Default route gets added when pppoe is connected and points to pppoe, so that is why it is not part of the initially exported config,
ip route print on router shows the following result
Flags: D - DYNAMIC; X - DISABLED, I - INACTIVE, A - ACTIVE; c - CONNECT, s - STATIC, v - VPN
Columns: DST-ADDRESS, GATEWAY, DISTANCE
# DST-ADDRESS GATEWAY DISTANCE
0 Xs 192.168.178.0/24 ether2 1
DAv 0.0.0.0/0 pppoe-t-vdsl 1
DAc 62.155.242.73/32 pppoe-t-vdsl 0
DAc 192.168.174.0/24 ether2 0
;;; route to 176
1 As 192.168.176.0/24 192.168.174.1 1
DAc 192.168.177.0/24 bridge 0
;;; route to 178
2 As 192.168.178.0/24 192.168.174.1 1
3 As 192.168.200.0/24 192.168.174.1 1
/interface list member
add comment=defconf interface=bridge list=LAN
add comment=defconf interface=ether1 list=WAN add interface=pppoe-t-vdsl list=WAN
Do not use same names for different parts of the config AND REMOVE SERVER ADDRESS it does not belong here!! /ip dhcp-server
add address-pool=WTC_PRIV interface=bridge lease-time=4h name=WTC_PRIVserver-address=192.168.177.1
so change name of dhcp server to: /ip dhcp-server
add address-pool=WTC_PRIV interface=bridge lease-time=4h name=WTC_SERV server-address=192.168.177.1
you have given ether2 a separate IP address, and therefore either REMOVE the address for ether2, or REMOVE ether2 from the bridge and add dhcp server, dhcp server network and IP pool for ether2. More than likely you just forgot to get rid of ether2 from default settings. There is something amiss with this unknown subnet??
You can do one better…
From: add action=accept chain=input comment=“Allow access from LAN” in-interface-list=LAN
add action=drop chain=input comment=“defconf: drop all not coming from LAN” in-interface-list=!LAN log=yes log-prefix=
!LAN
TO: add action=accept chain=input comment=“Allow access from LAN” in-interface-list=LAN add action=drop chain=input comment=“drop all else”

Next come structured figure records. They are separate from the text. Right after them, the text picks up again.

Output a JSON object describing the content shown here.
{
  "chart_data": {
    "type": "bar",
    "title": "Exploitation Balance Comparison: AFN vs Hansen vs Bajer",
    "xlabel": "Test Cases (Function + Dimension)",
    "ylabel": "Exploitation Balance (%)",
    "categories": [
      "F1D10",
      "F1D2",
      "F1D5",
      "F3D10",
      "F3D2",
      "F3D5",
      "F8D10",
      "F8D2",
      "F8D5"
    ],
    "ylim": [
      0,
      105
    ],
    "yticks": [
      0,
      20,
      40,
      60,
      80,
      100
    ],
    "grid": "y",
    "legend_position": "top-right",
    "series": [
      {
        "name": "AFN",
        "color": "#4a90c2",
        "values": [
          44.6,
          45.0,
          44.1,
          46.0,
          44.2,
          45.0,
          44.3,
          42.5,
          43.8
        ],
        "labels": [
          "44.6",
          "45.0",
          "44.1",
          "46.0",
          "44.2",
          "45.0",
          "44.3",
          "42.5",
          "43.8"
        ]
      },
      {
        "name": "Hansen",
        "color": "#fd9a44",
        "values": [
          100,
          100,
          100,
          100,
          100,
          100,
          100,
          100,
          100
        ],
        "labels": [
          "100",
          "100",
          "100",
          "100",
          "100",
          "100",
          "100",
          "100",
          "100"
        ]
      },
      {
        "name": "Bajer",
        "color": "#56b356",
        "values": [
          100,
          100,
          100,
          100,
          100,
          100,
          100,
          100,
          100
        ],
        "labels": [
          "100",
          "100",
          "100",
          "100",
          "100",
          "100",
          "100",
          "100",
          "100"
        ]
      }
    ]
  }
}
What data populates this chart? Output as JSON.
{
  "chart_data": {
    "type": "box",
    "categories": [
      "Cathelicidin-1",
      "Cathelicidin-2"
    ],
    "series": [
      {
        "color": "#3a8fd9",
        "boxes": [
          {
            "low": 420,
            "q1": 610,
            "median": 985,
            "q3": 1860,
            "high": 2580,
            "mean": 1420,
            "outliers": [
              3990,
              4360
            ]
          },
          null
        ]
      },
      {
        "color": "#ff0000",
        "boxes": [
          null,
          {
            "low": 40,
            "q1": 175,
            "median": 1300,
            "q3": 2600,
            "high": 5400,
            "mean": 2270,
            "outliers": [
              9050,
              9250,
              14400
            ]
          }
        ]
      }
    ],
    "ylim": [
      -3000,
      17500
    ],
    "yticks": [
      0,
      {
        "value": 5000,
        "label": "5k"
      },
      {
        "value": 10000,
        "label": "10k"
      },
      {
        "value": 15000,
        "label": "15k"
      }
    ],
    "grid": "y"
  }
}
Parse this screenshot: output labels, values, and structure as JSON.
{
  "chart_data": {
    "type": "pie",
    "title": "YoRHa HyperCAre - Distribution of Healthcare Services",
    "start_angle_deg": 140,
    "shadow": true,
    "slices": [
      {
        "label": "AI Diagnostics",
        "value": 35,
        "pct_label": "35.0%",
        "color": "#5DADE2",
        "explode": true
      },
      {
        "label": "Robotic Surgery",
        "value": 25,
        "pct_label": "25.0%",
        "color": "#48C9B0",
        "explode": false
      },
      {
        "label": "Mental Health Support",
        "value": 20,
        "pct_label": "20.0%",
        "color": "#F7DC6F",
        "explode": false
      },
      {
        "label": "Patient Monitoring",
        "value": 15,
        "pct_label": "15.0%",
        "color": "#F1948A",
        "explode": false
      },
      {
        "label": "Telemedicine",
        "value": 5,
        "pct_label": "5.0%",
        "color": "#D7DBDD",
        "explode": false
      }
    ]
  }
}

Modify from this add action=drop chain=forward comment=“defconf: drop all from WAN not DSTNATed” connection-nat-state=!dstnat
connection-state=new in-interface-list=WAN
add action=drop chain=input comment=“drop everything else” log=yes log-prefix=DROP
TO the clearer: add action=accept chain=forward comment=“internet traffic” in-interface-list=LAN out-interface-list=WAN
add action=accept chain=forward comment=“port forwarding” connection-nat-state=dstnat
add action=drop chain=forward comment=“drop all else”
Why do you have a hairpin NAT rule if you have no dst nat or port forwarding in the mix???
You have three routes to NOTHING… there is only one subnet on your router 192.168.77.0/24, where are the other three coming from???